Dariga Nazarbayeva is staging a political comeback in Kazakhstan. After four years in the wilderness, Nazarbayeva, daughter of strongman Nursultan Nazarbayev, is to stand for parliament on the ticket of her father’s ruling Nur Otan party. In Kazakhstan's micromanaged political system, it's an almost certain bet that she’ll get in.
Nur Otan unveiled its party list for the January 15 election at its party congress today. This is a remarkable comeback for the president's eldest daughter, who fell out of favor thanks to the antics of her former husband Rakhat Aliyev in 2007. Aliyev was once a powerful political and economic player in Kazakhstan, but his machinations finally became too much for Nazarbayev when he was linked to the abduction of two bankers. Criminal charges were filed against him, and Nazarbayeva divorced him.
The bankers' bodies were found this year, prompting a murder charge against Aliyev, who’s already been found guilty in absentia on charges including abduction, racketeering and plotting a coup d'etat. Aliyev, who regularly emits a stream of online vitriol against his former father-in-law, is now reported to be living in Malta under the surname of his new wife, Shoraz.

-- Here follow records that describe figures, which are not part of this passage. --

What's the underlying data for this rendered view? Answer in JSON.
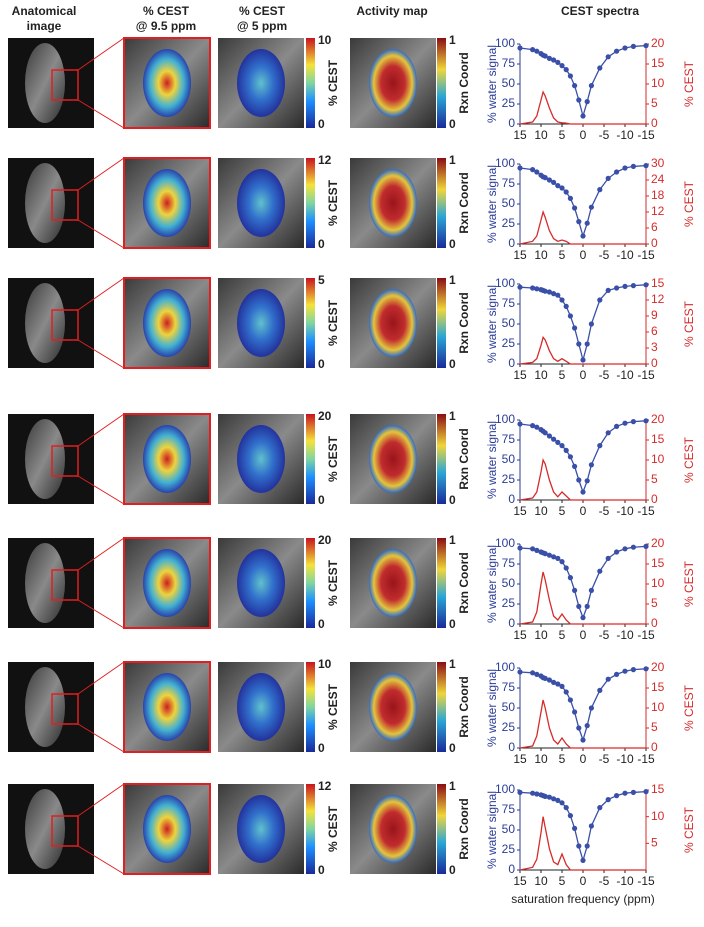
{
  "headers": [
    {
      "lines": [
        "Anatomical",
        "image"
      ]
    },
    {
      "lines": [
        "% CEST",
        "@ 9.5 ppm"
      ]
    },
    {
      "lines": [
        "% CEST",
        "@ 5 ppm"
      ]
    },
    {
      "lines": [
        "Activity map"
      ]
    },
    {
      "lines": [
        "CEST spectra"
      ]
    }
  ],
  "rows": [
    {
      "cest_max": 10,
      "cest_min": 0,
      "cest_label": "% CEST",
      "act_max": 1,
      "act_min": 0,
      "act_label": "Rxn Coord"
    },
    {
      "cest_max": 12,
      "cest_min": 0,
      "cest_label": "% CEST",
      "act_max": 1,
      "act_min": 0,
      "act_label": "Rxn Coord"
    },
    {
      "cest_max": 5,
      "cest_min": 0,
      "cest_label": "% CEST",
      "act_max": 1,
      "act_min": 0,
      "act_label": "Rxn Coord"
    },
    {
      "cest_max": 20,
      "cest_min": 0,
      "cest_label": "% CEST",
      "act_max": 1,
      "act_min": 0,
      "act_label": "Rxn Coord"
    },
    {
      "cest_max": 20,
      "cest_min": 0,
      "cest_label": "% CEST",
      "act_max": 1,
      "act_min": 0,
      "act_label": "Rxn Coord"
    },
    {
      "cest_max": 10,
      "cest_min": 0,
      "cest_label": "% CEST",
      "act_max": 1,
      "act_min": 0,
      "act_label": "Rxn Coord"
    },
    {
      "cest_max": 12,
      "cest_min": 0,
      "cest_label": "% CEST",
      "act_max": 1,
      "act_min": 0,
      "act_label": "Rxn Coord"
    }
  ],
  "chart_data": [
    {
      "type": "line",
      "y_label": "% water signal",
      "y2_label": "% CEST",
      "x": [
        15,
        12,
        11,
        10,
        9.5,
        9,
        8,
        7,
        6,
        5,
        4,
        3,
        2,
        1,
        0,
        -1,
        -2,
        -4,
        -6,
        -8,
        -10,
        -12,
        -15
      ],
      "xlim": [
        15,
        -15
      ],
      "xticks": [
        15,
        10,
        5,
        0,
        -5,
        -10,
        -15
      ],
      "ylim": [
        0,
        100
      ],
      "yticks": [
        0,
        25,
        50,
        75,
        100
      ],
      "y2lim": [
        0,
        20
      ],
      "y2ticks": [
        0,
        5,
        10,
        15,
        20
      ],
      "series": [
        {
          "color": "#3a4fa8",
          "values": [
            95,
            93,
            91,
            88,
            86,
            85,
            82,
            80,
            77,
            73,
            68,
            60,
            48,
            30,
            10,
            28,
            48,
            70,
            84,
            91,
            95,
            97,
            98
          ]
        },
        {
          "color": "#d62b2b",
          "axis": "y2",
          "values": [
            0,
            0.5,
            2,
            6,
            8,
            7,
            4,
            1.5,
            0.5,
            0.3,
            0.2,
            0,
            0,
            0,
            0,
            0,
            0,
            0,
            0,
            0,
            0,
            0,
            0
          ]
        }
      ]
    },
    {
      "type": "line",
      "y_label": "% water signal",
      "y2_label": "% CEST",
      "x": [
        15,
        12,
        11,
        10,
        9.5,
        9,
        8,
        7,
        6,
        5,
        4,
        3,
        2,
        1,
        0,
        -1,
        -2,
        -4,
        -6,
        -8,
        -10,
        -12,
        -15
      ],
      "xlim": [
        15,
        -15
      ],
      "xticks": [
        15,
        10,
        5,
        0,
        -5,
        -10,
        -15
      ],
      "ylim": [
        0,
        100
      ],
      "yticks": [
        0,
        25,
        50,
        75,
        100
      ],
      "y2lim": [
        0,
        30
      ],
      "y2ticks": [
        0,
        6,
        12,
        18,
        24,
        30
      ],
      "series": [
        {
          "color": "#3a4fa8",
          "values": [
            95,
            93,
            90,
            86,
            84,
            83,
            80,
            77,
            73,
            70,
            65,
            57,
            45,
            28,
            10,
            26,
            46,
            68,
            82,
            90,
            95,
            97,
            98
          ]
        },
        {
          "color": "#d62b2b",
          "axis": "y2",
          "values": [
            0,
            1,
            3,
            9,
            12,
            10,
            5,
            2,
            1,
            1.5,
            1,
            0,
            0,
            0,
            0,
            0,
            0,
            0,
            0,
            0,
            0,
            0,
            0
          ]
        }
      ]
    },
    {
      "type": "line",
      "y_label": "% water signal",
      "y2_label": "% CEST",
      "x": [
        15,
        12,
        11,
        10,
        9.5,
        9,
        8,
        7,
        6,
        5,
        4,
        3,
        2,
        1,
        0,
        -1,
        -2,
        -4,
        -6,
        -8,
        -10,
        -12,
        -15
      ],
      "xlim": [
        15,
        -15
      ],
      "xticks": [
        15,
        10,
        5,
        0,
        -5,
        -10,
        -15
      ],
      "ylim": [
        0,
        100
      ],
      "yticks": [
        0,
        25,
        50,
        75,
        100
      ],
      "y2lim": [
        0,
        15
      ],
      "y2ticks": [
        0,
        3,
        6,
        9,
        12,
        15
      ],
      "series": [
        {
          "color": "#3a4fa8",
          "values": [
            96,
            95,
            94,
            93,
            92,
            91,
            90,
            88,
            86,
            80,
            72,
            60,
            45,
            25,
            5,
            25,
            50,
            80,
            92,
            95,
            97,
            98,
            99
          ]
        },
        {
          "color": "#d62b2b",
          "axis": "y2",
          "values": [
            0,
            0.3,
            1,
            3.5,
            5,
            4.5,
            2.5,
            1,
            0.5,
            1,
            0.5,
            0,
            0,
            0,
            0,
            0,
            0,
            0,
            0,
            0,
            0,
            0,
            0
          ]
        }
      ]
    },
    {
      "type": "line",
      "y_label": "% water signal",
      "y2_label": "% CEST",
      "x": [
        15,
        12,
        11,
        10,
        9.5,
        9,
        8,
        7,
        6,
        5,
        4,
        3,
        2,
        1,
        0,
        -1,
        -2,
        -4,
        -6,
        -8,
        -10,
        -12,
        -15
      ],
      "xlim": [
        15,
        -15
      ],
      "xticks": [
        15,
        10,
        5,
        0,
        -5,
        -10,
        -15
      ],
      "ylim": [
        0,
        100
      ],
      "yticks": [
        0,
        25,
        50,
        75,
        100
      ],
      "y2lim": [
        0,
        20
      ],
      "y2ticks": [
        0,
        5,
        10,
        15,
        20
      ],
      "series": [
        {
          "color": "#3a4fa8",
          "values": [
            95,
            93,
            91,
            88,
            86,
            84,
            80,
            76,
            72,
            68,
            62,
            54,
            42,
            25,
            10,
            24,
            44,
            68,
            84,
            92,
            96,
            98,
            99
          ]
        },
        {
          "color": "#d62b2b",
          "axis": "y2",
          "values": [
            0,
            0.5,
            2,
            7,
            10,
            9,
            5,
            2,
            0.8,
            2,
            1,
            0,
            0,
            0,
            0,
            0,
            0,
            0,
            0,
            0,
            0,
            0,
            0
          ]
        }
      ]
    },
    {
      "type": "line",
      "y_label": "% water signal",
      "y2_label": "% CEST",
      "x": [
        15,
        12,
        11,
        10,
        9.5,
        9,
        8,
        7,
        6,
        5,
        4,
        3,
        2,
        1,
        0,
        -1,
        -2,
        -4,
        -6,
        -8,
        -10,
        -12,
        -15
      ],
      "xlim": [
        15,
        -15
      ],
      "xticks": [
        15,
        10,
        5,
        0,
        -5,
        -10,
        -15
      ],
      "ylim": [
        0,
        100
      ],
      "yticks": [
        0,
        25,
        50,
        75,
        100
      ],
      "y2lim": [
        0,
        20
      ],
      "y2ticks": [
        0,
        5,
        10,
        15,
        20
      ],
      "series": [
        {
          "color": "#3a4fa8",
          "values": [
            95,
            94,
            92,
            90,
            89,
            88,
            86,
            84,
            82,
            78,
            70,
            58,
            42,
            22,
            8,
            22,
            42,
            66,
            82,
            90,
            94,
            96,
            97
          ]
        },
        {
          "color": "#d62b2b",
          "axis": "y2",
          "values": [
            0,
            0.5,
            3,
            10,
            13,
            11,
            6,
            2,
            1,
            2.5,
            1,
            0,
            0,
            0,
            0,
            0,
            0,
            0,
            0,
            0,
            0,
            0,
            0
          ]
        }
      ]
    },
    {
      "type": "line",
      "y_label": "% water signal",
      "y2_label": "% CEST",
      "x": [
        15,
        12,
        11,
        10,
        9.5,
        9,
        8,
        7,
        6,
        5,
        4,
        3,
        2,
        1,
        0,
        -1,
        -2,
        -4,
        -6,
        -8,
        -10,
        -12,
        -15
      ],
      "xlim": [
        15,
        -15
      ],
      "xticks": [
        15,
        10,
        5,
        0,
        -5,
        -10,
        -15
      ],
      "ylim": [
        0,
        100
      ],
      "yticks": [
        0,
        25,
        50,
        75,
        100
      ],
      "y2lim": [
        0,
        20
      ],
      "y2ticks": [
        0,
        5,
        10,
        15,
        20
      ],
      "series": [
        {
          "color": "#3a4fa8",
          "values": [
            95,
            94,
            92,
            90,
            88,
            87,
            85,
            82,
            80,
            77,
            70,
            60,
            45,
            25,
            10,
            28,
            50,
            72,
            86,
            92,
            96,
            98,
            99
          ]
        },
        {
          "color": "#d62b2b",
          "axis": "y2",
          "values": [
            0,
            0.5,
            3,
            9,
            12,
            10,
            5,
            2,
            1,
            2.5,
            1,
            0,
            0,
            0,
            0,
            0,
            0,
            0,
            0,
            0,
            0,
            0,
            0
          ]
        }
      ]
    },
    {
      "type": "line",
      "y_label": "% water signal",
      "y2_label": "% CEST",
      "x_label": "saturation frequency (ppm)",
      "x": [
        15,
        12,
        11,
        10,
        9.5,
        9,
        8,
        7,
        6,
        5,
        4,
        3,
        2,
        1,
        0,
        -1,
        -2,
        -4,
        -6,
        -8,
        -10,
        -12,
        -15
      ],
      "xlim": [
        15,
        -15
      ],
      "xticks": [
        15,
        10,
        5,
        0,
        -5,
        -10,
        -15
      ],
      "ylim": [
        0,
        100
      ],
      "yticks": [
        0,
        25,
        50,
        75,
        100
      ],
      "y2lim": [
        0,
        15
      ],
      "y2ticks": [
        5,
        10,
        15
      ],
      "series": [
        {
          "color": "#3a4fa8",
          "values": [
            97,
            96,
            95,
            94,
            93,
            92,
            91,
            89,
            87,
            84,
            78,
            68,
            52,
            30,
            12,
            30,
            55,
            78,
            88,
            93,
            96,
            97,
            98
          ]
        },
        {
          "color": "#d62b2b",
          "axis": "y2",
          "values": [
            0,
            0.5,
            2,
            7,
            10,
            8,
            4,
            1.5,
            1,
            3,
            1,
            0,
            0,
            0,
            0,
            0,
            0,
            0,
            0,
            0,
            0,
            0,
            0
          ]
        }
      ]
    }
  ]
}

This isn’t Nazarbayeva's first foray into politics: She was once a member of parliament from the Asar party, which she led before it merged into Nazarbayev’s own party, of which Nazarbayeva then became deputy chairman.
But the president seems to have a short memory: At the Nur Otan congress he made the bizarre claim that after January’s election Kazakhstan will be getting its first multiparty parliament.

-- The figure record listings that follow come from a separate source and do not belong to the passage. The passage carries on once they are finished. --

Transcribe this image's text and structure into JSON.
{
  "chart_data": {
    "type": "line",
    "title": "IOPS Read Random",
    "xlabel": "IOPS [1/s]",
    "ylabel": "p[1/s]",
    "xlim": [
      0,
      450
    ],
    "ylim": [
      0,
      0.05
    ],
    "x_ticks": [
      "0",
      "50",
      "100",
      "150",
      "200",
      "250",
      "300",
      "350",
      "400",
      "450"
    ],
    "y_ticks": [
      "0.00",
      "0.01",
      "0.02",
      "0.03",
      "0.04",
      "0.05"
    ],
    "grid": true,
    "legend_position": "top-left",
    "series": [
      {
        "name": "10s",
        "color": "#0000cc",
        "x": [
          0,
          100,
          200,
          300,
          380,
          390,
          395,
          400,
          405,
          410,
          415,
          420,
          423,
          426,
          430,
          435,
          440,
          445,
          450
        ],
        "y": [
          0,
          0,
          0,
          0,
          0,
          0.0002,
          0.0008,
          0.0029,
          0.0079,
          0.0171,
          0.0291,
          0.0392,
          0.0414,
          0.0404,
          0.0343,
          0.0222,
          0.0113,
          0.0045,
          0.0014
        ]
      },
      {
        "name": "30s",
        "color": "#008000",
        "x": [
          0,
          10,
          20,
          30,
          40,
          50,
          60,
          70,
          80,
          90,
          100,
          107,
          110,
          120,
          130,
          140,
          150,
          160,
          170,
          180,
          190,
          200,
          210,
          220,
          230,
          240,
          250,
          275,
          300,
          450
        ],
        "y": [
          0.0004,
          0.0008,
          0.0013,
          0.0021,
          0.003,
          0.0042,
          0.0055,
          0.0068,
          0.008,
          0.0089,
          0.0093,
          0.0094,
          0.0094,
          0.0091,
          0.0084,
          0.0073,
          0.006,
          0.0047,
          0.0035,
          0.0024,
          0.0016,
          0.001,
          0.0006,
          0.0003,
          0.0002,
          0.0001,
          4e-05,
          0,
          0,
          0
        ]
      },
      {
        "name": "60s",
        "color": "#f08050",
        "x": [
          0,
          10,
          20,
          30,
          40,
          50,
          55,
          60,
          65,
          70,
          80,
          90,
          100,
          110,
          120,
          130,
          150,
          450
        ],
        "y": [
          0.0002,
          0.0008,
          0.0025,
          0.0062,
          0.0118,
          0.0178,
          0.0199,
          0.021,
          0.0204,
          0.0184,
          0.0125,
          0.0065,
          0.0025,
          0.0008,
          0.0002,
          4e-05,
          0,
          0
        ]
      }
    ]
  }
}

“Based on the results of the vote, a parliament operating on a multiparty basis with the participation of no fewer than two factions will be formed for the first time,” Nazarbayev said, apparently forgetting that all Kazakhstan’s parliaments up to 2007, when only Nur Otan won seats in the election, contained more than one party.
Nazarbayev’s remarks came two days after he met with his new adviser extraordinaire, former British Prime Minister Tony Blair. Perhaps Blair might want to offer the president a piece of advice: Don’t rewrite political history in a bid to burnish your democratic credentials.